Thom est entré sur scène comme un taureau dans l'arène mais c'est lui qui va nous planter des banderilles de bonheur dans nos cerveaux engourdis. 
C'est amusant ce qui se passe entre Thom et Talk Show Host. 
A San Francisco, ils ont joué cette chanson en deuxième après Airbag et Thom a "simplement" raté la première phrase. A Calgary, il s'est trompé lors du final instrumental. Tout le groupe a recommencé, Thom regardant Phil. 

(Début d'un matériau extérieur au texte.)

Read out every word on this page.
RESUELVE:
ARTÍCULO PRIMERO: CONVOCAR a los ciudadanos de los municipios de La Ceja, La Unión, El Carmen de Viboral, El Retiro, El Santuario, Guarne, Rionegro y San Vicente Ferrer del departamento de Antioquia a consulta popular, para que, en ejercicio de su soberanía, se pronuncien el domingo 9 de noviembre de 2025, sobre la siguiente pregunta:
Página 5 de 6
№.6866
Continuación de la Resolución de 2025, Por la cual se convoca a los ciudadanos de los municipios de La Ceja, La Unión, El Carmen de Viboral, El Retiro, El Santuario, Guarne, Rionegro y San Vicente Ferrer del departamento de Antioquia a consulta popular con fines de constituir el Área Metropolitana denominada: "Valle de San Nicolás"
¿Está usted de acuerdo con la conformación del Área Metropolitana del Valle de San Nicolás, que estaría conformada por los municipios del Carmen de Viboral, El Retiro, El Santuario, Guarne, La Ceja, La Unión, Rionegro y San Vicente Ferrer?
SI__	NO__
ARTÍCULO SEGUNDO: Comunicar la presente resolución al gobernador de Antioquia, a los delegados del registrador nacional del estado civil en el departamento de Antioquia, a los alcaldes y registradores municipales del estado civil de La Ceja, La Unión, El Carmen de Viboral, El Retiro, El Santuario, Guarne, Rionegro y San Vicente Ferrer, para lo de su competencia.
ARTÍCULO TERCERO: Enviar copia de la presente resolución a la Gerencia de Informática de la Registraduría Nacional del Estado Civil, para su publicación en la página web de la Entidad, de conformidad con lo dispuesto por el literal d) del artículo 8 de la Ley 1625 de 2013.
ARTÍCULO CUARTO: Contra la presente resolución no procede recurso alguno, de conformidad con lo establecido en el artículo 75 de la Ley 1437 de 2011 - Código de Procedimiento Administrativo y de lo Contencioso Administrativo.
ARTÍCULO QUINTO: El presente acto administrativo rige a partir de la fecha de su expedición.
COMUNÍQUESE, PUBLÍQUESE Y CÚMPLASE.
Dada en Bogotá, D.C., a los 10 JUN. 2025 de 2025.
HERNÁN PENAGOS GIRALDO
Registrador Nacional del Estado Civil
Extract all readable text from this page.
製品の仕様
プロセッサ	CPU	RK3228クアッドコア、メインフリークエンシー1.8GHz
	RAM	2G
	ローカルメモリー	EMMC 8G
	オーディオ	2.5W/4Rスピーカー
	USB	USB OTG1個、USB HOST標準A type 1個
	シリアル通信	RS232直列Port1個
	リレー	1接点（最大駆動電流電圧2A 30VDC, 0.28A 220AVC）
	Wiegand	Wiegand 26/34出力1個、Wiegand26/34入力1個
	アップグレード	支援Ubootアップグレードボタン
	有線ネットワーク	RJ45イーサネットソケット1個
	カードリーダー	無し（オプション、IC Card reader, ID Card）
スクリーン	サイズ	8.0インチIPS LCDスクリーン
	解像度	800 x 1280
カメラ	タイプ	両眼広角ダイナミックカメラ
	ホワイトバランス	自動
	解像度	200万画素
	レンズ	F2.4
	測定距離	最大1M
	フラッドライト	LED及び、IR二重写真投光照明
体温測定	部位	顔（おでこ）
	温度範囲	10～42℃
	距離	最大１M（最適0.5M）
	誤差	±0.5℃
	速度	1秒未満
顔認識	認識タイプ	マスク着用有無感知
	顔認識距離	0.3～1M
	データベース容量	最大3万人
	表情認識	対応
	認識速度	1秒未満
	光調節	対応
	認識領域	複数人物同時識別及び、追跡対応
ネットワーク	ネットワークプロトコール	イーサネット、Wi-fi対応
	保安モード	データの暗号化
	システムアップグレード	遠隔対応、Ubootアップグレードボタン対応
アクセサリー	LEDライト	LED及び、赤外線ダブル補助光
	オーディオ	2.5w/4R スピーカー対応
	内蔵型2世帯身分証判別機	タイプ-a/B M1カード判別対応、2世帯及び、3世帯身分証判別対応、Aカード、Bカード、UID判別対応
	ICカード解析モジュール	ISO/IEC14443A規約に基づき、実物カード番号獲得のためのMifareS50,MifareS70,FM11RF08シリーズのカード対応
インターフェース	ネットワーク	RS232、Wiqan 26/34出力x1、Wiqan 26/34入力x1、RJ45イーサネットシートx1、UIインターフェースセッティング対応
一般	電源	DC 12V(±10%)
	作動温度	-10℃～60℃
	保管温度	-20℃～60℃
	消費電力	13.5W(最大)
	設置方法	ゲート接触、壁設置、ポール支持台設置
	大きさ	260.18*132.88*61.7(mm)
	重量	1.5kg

Quand ils ont quitté la scène, avant le rappel, en entrant dans les coulisses 
Thom et Phil se sont tapés dans la dos et ont discuté, je pense qu'ils reparlaient de
"l'incident". C'était très sympathique surtout qu'ils ont montré qu'ils ont   vraiment beaucoup de plaisir  à jouer ensemble.
LUCKY
foto Q magazine (Calgary)
Le hasard n'y avait rien fait, peut être un peu de chance, mais je me trouvais à San Francisco le jeudi 2 avril 1998. Radiohead jouait ce soir au Bill Graham Civic Auditorium, une salle de plus de 5000 places. Bill Graham pour le manager de groupes rock des années 60 et Civic car cette salle dont l'austère façade ressemble à celle d'une gare se situe près de l'Hôtel de Ville et autres bâtiments très officiels. "Radiohead with Spiritualized - April 2 8 pm doors 6:30 pm" annonçait l'enseigne sur le bâtiment. Ne connaissant pas les coutumes locales des aficionados de rock, j'étais là-bas vers 2:30. Alors que je contournais le bâtiment qui occupe un block pour rejoindre la file d'attente naissante, je croisais Colin qui ayant quitté le bus du groupe rejoignait en toute hâte l'intérieur de la salle par une porte latérale. Surprise par cette apparition furtive, je n'ai eu le temps que d'esquisser un sourire et penser au fond de moi que la soirée s'annonçait mémorable. A peine installée qu'une personne me pose la question rituelle : "Est-ce bien là que commence la file d'attente ?" C'est ainsi que je faisais la connaissance de Pam, Kim et Robert, charmantes personnes de Sacramento, avec qui j'allais partager les joies de cette soirée.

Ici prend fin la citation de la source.